After developing interventions in a few locations, the researchers tried to apply them broadly in more facilities. How successful the project was at doing so is one of a number of questions the researchers are now working to answer. With just a few months left, they are analyzing data and communicating with partners and government officials to assure that the importance of person-centered care measurement and focus be integrated into new quality initiatives. Specific follow-on projects have been discussed but not yet planned.

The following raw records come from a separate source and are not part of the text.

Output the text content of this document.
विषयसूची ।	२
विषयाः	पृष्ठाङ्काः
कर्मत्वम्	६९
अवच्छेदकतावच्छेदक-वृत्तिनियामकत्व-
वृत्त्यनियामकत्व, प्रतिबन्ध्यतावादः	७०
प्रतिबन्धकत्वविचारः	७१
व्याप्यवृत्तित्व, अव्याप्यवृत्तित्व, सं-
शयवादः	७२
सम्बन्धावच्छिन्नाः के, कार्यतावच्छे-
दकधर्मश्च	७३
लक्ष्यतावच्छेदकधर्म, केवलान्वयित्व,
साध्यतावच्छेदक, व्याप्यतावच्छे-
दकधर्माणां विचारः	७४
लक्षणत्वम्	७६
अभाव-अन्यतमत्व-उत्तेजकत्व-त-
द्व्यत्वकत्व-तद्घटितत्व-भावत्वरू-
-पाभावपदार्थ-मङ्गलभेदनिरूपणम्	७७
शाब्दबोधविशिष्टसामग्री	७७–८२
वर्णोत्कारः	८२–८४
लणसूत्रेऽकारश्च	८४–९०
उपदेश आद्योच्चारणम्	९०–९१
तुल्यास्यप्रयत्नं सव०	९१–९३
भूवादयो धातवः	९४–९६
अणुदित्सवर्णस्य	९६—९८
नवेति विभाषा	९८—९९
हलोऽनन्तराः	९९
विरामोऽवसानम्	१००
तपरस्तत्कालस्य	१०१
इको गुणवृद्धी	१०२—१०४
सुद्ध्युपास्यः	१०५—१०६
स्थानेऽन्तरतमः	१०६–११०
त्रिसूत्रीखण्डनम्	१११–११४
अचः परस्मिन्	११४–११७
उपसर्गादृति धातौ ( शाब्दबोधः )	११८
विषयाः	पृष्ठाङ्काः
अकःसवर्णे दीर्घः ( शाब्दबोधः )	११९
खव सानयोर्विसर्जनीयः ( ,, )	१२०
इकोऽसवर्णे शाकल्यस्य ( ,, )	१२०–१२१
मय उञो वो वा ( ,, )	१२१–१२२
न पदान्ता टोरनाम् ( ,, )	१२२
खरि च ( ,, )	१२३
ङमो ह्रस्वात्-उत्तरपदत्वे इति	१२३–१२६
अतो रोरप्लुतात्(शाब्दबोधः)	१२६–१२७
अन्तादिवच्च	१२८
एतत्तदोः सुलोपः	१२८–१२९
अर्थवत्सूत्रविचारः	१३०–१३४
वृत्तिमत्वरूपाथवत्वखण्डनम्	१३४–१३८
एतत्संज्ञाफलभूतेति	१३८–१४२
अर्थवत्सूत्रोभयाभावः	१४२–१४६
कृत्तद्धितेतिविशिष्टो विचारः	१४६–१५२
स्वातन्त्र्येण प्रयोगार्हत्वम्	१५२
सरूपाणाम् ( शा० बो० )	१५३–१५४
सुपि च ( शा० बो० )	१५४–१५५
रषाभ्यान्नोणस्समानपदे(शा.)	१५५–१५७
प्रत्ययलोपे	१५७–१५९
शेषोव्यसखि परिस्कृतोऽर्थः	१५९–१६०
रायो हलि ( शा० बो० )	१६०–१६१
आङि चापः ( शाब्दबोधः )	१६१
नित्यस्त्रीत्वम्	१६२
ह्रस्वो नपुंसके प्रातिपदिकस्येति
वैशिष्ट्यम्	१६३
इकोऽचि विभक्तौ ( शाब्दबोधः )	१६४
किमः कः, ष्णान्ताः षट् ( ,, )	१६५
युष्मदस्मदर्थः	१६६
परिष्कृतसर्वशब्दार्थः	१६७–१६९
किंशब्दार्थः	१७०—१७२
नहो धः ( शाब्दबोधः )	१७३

Even without such projects, SPARQ’s efforts have had impact. Sudhinaraset noted the scales they created have been used in a number of other countries, including Turkey, Sri Lanka, Ethiopia, and the Democratic Republic of the Congo.

“Our scales are definitely being used and adapted in other contexts,” she said.

Those contexts could soon include California. Patience Afulani, assistant professor of Epidemiology and Biostatistics at UCSF, helped develop and validate the maternity care scale when she was a postdoctoral fellow with SPARQ. Along with another researcher, she received funding to adapt the scale to use with women of color in California and is now conducting interviews to learn “what changes need to be made to make the scale appropriate and relevant to the experiences” of these women, she said.

Afulani’s work is important, Sudhinaraset said, because how providers treat women is “a challenge that we have in our own backyard,” particularly with immigrant women and communities of color.

“I really think this is a global and a local issue.”